Oleh: Bonnie Triyana | 14 Sep 2017
Tentara Waffen SS memasuki Amsterdam etelah Belanda menyerah kepada Nazi-Jerman pada Mei 1940. Foto: pinterest.com.

NAIKAI Florestan, demikian nama yang diberikan oleh sang penulis Joss Wibisono untuk karakter utama di dalam buku cerita pendeknya, Naikai, yang diluncurkan hari Minggu, 10 September lalu di Quaker Centrum, Amsterdam. Naikai, sebagaimana diceritakan oleh Joss, seorang budak yang berasal dari Flores dan diperdagangkan di Bali.

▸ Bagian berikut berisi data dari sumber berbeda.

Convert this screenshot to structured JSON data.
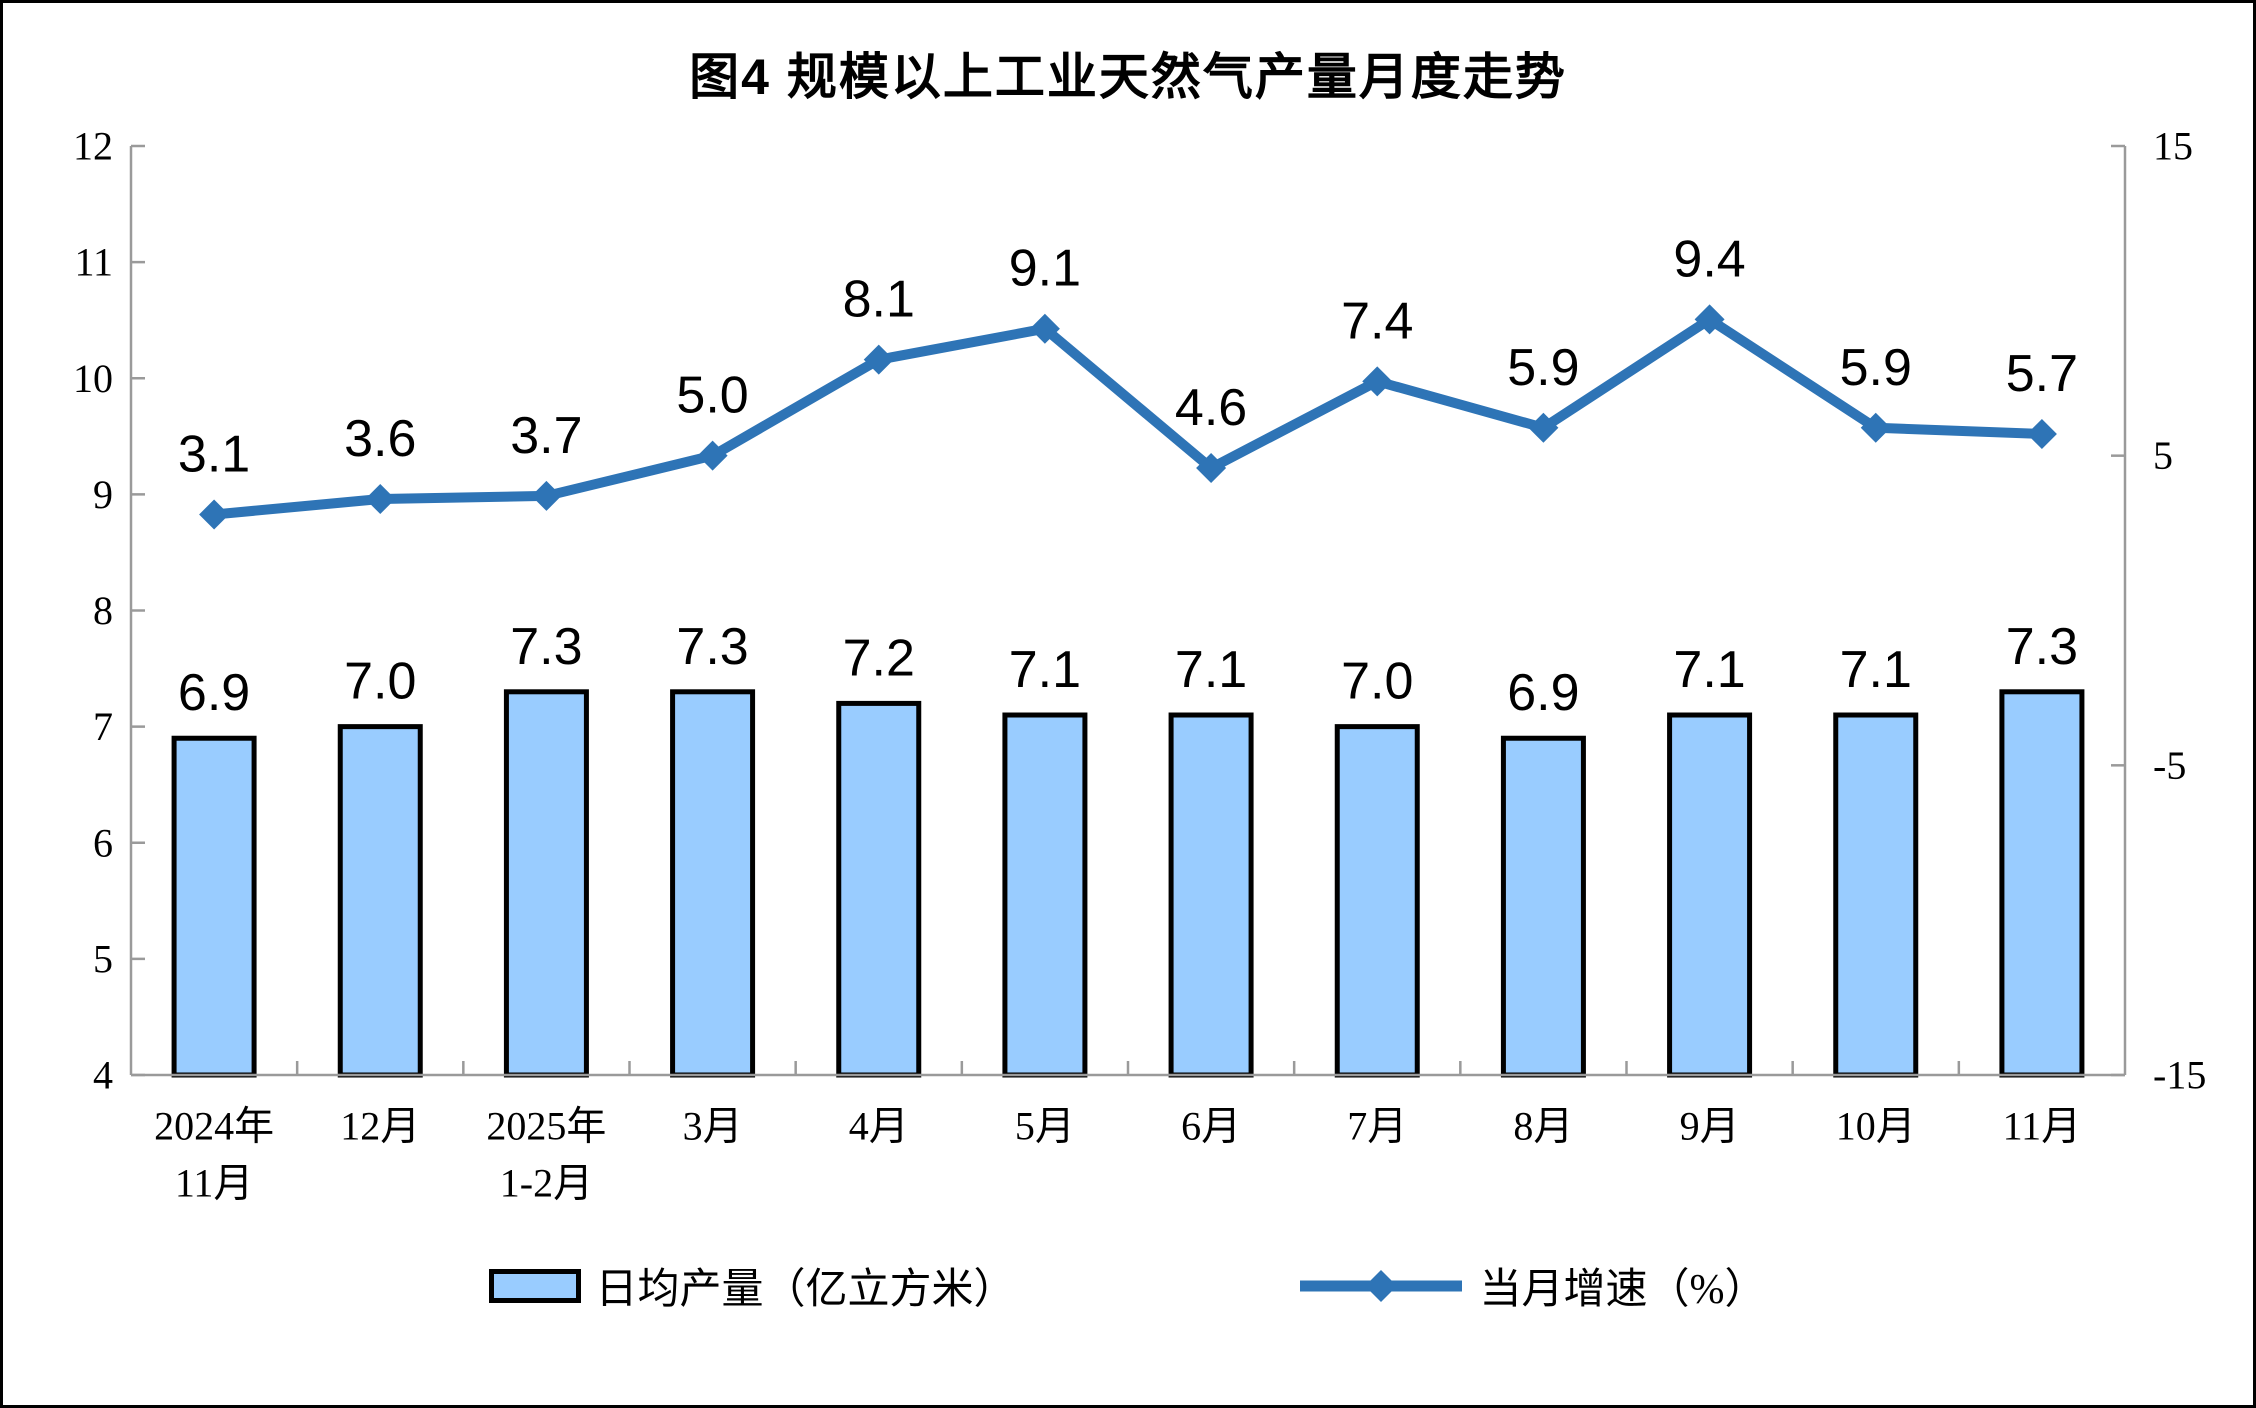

Setelah dibeli oleh tuannya, dia dibawa ke Batavia. Kemudian si tuan beranjak tua dan semakin ringkih. Sebagai seorang trekker atau orang Belanda yang tak berniat menetap selamanya di Hindia Timur, dia harus pulang. Namun perjalanan pulang ke Eropa pada awal abad ke-19 memakan waktu berbulan-bulan. Sang tuan butuh pengawal sekaligus pelayan. Maka Naikai turut pergi dibawanya pulang ke negeri sang tuan.

Menjelang ajal, sang tuan memberikan kemerdekaan padanya. Semenjak itu dia menjadi manusia bebas yang meniti karier sebagai penyanyi opera dan terkenal seantero Eropa. Tak seorang pun tahu ihwal muasal Naikai yang berasal dari Hindia. Namanya mengundang keheranan sebagian orang, karena tak satu pun orang Belanda memiliki nama sepertinya: Naikai Florestan. Bahkan ada yang mengira dia datang dari Friesland, wilayah utara Belanda tempat di sebagian warga berbahasa Belanda dengan dialek tersendiri.

Advertising
Advertising

Joss piawai merajut cerita: mengalir berkelak-kelok. Sebagai seorang wartawan yang telah tinggal di Amsterdam selama puluhan tahun, dia hapal betul setiap sudut kota tersebut dan memindahkannya sebagai latar belakang tempat di dalam ceritanya itu. Kalau pembaca datang dari kota lain, mungkin butuh peta google untuk mencari tempat-tempat yang disebutkan olehnya.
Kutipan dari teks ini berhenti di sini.